Thursday, 7 June 2012

LinkedIn Password Breach: Change Your Password Now

Yesterday we learnt a hacker posted 6.5 Million LinkedIn passwords onto a Russian forum. These passwords were weakly encrypted (that's an unsalted SHA-1 hash for the techies), which means the actual passwords can be recovered by the bad guys with very little technical ability.
Advice to LinkedIn Members
1. Change your LinkedIn Password Right Now
6.5 Million accounts may only be a portion of the total LinkedIn membership, and you may not consider your account as being affected because you have yet to receive a warning message from LinkedIn.  However in my view it is highly likely the bad guys will have ALL the LinkedIn account details and passwords for all LinkedIn users. So assume your account login (Email) and password is known by the bad guys, given this it is essential to change your LinkedIn password as soon as possible.

2. If your LinkedIn password is the same password you use on any other websites, Change Those Passwords
Most people use the same password on different websites simply because it is difficult to remember lots of different passwords on each website. The hackers know this and so target weaker protected websites like LinkedIn to obtain your username, email address and particularly your password.
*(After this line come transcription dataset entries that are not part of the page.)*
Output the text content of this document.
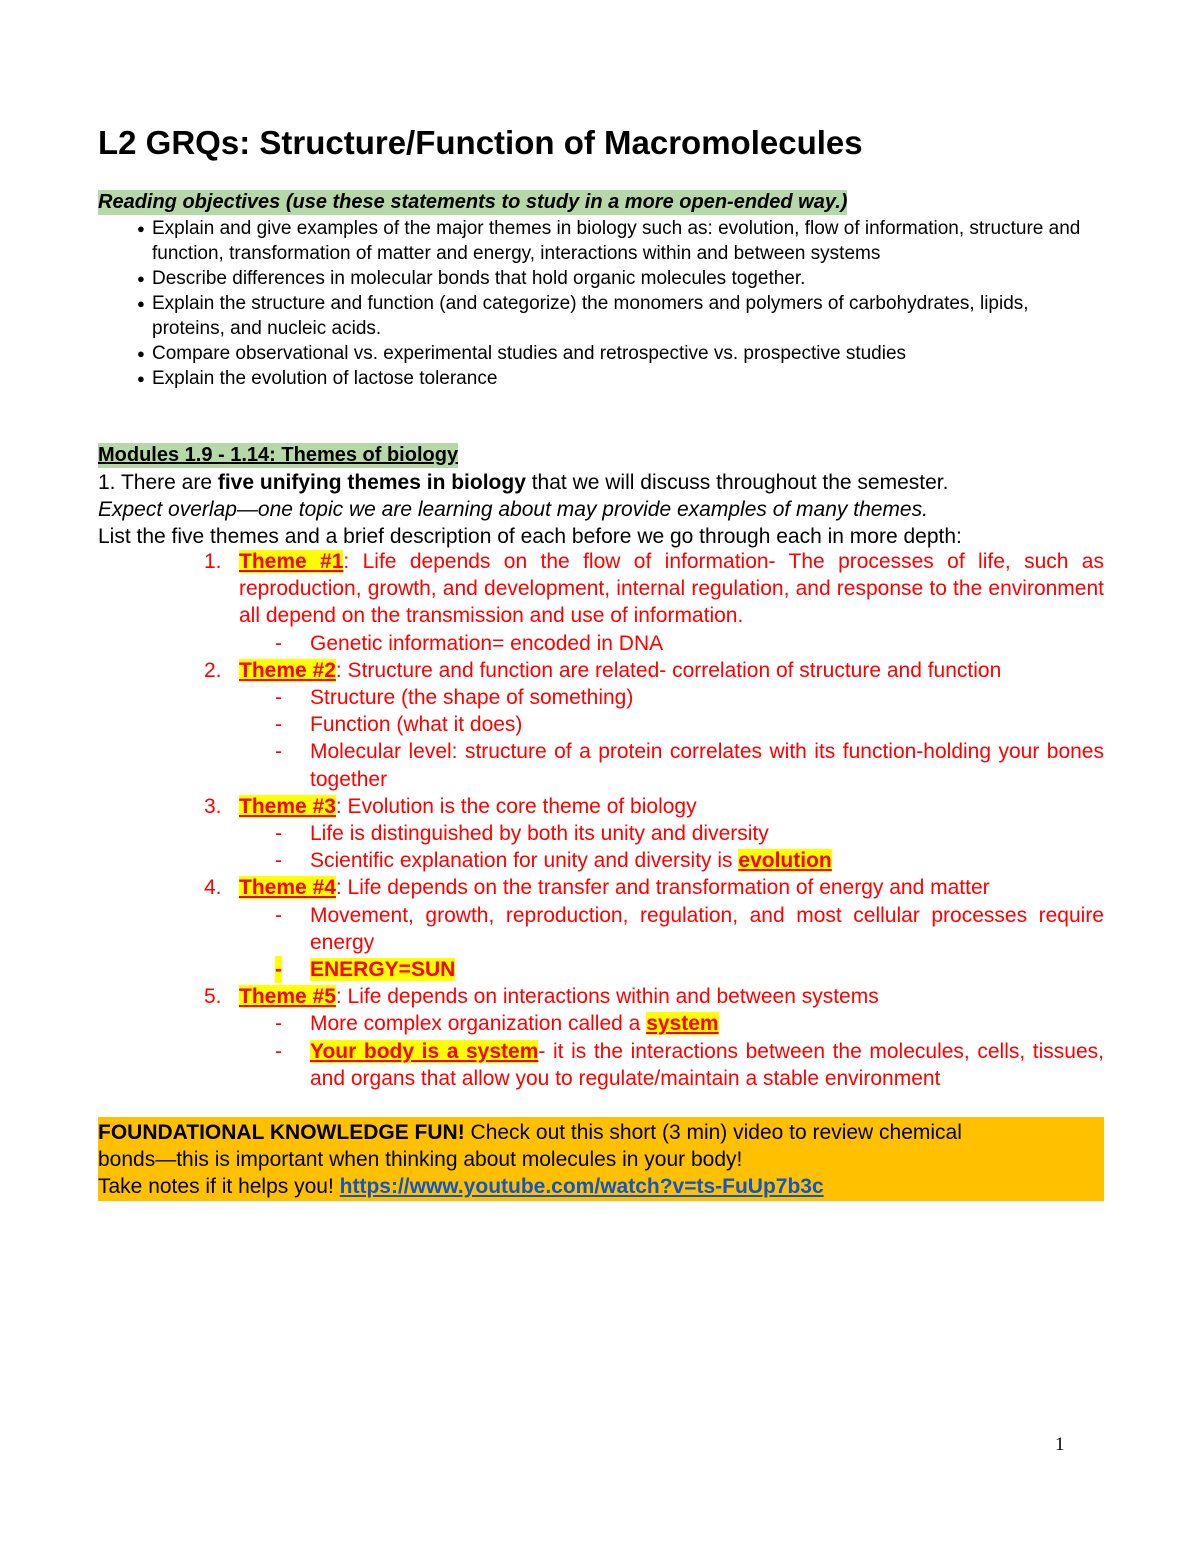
L2 GRQs: Structure/Function of Macromolecules
Reading objectives (use these statements to study in a more open-ended way.)
● Explain and give examples of the major themes in biology such as: evolution, flow of information, structure and function, transformation of matter and energy, interactions within and between systems
● Describe differences in molecular bonds that hold organic molecules together.
● Explain the structure and function (and categorize) the monomers and polymers of carbohydrates, lipids, proteins, and nucleic acids.
● Compare observational vs. experimental studies and retrospective vs. prospective studies
● Explain the evolution of lactose tolerance
Modules 1.9 - 1.14: Themes of biology
1. There are five unifying themes in biology that we will discuss throughout the semester.
Expect overlap—one topic we are learning about may provide examples of many themes.
List the five themes and a brief description of each before we go through each in more depth:
1. Theme #1: Life depends on the flow of information- The processes of life, such as reproduction, growth, and development, internal regulation, and response to the environment all depend on the transmission and use of information.
- Genetic information= encoded in DNA
2. Theme #2: Structure and function are related- correlation of structure and function
- Structure (the shape of something)
- Function (what it does)
- Molecular level: structure of a protein correlates with its function-holding your bones together
3. Theme #3: Evolution is the core theme of biology
- Life is distinguished by both its unity and diversity
- Scientific explanation for unity and diversity is evolution
4. Theme #4: Life depends on the transfer and transformation of energy and matter
- Movement, growth, reproduction, regulation, and most cellular processes require energy
- ENERGY=SUN
5. Theme #5: Life depends on interactions within and between systems
- More complex organization called a system
- Your body is a system- it is the interactions between the molecules, cells, tissues, and organs that allow you to regulate/maintain a stable environment
FOUNDATIONAL KNOWLEDGE FUN! Check out this short (3 min) video to review chemical
bonds—this is important when thinking about molecules in your body!
Take notes if it helps you! https://www.youtube.com/watch?v=ts-FuUp7b3c
1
Then they try the same combinations to access higher protected and more valuable websites (money making opportunities for them) such as online banking, Email, Facebook, PayPal, Ebay etc.
The Problem with Website Passwords

3. Assume all your LinkedIn Personal Details as Compromised
If the hackers can obtain the password field within the database, it is safe to assume they will have harvested all the other unprotected fields in the database as well, which unfortunately will include a full profile of your personal information. LinkedIn aren't the the first website to neglect security and lose your personal information to hackers, and they won't be the last. So always be cautious of criminals trying to use your personal information against you, typically they try to make money from it.  This can manifest as identify theft or as an elaborately personalised phishing Email, always be suspicious and be cautious of non-face-to-face (Email/Phone) communications, and check your finical transaction statements for signs of foul play on a regular basis.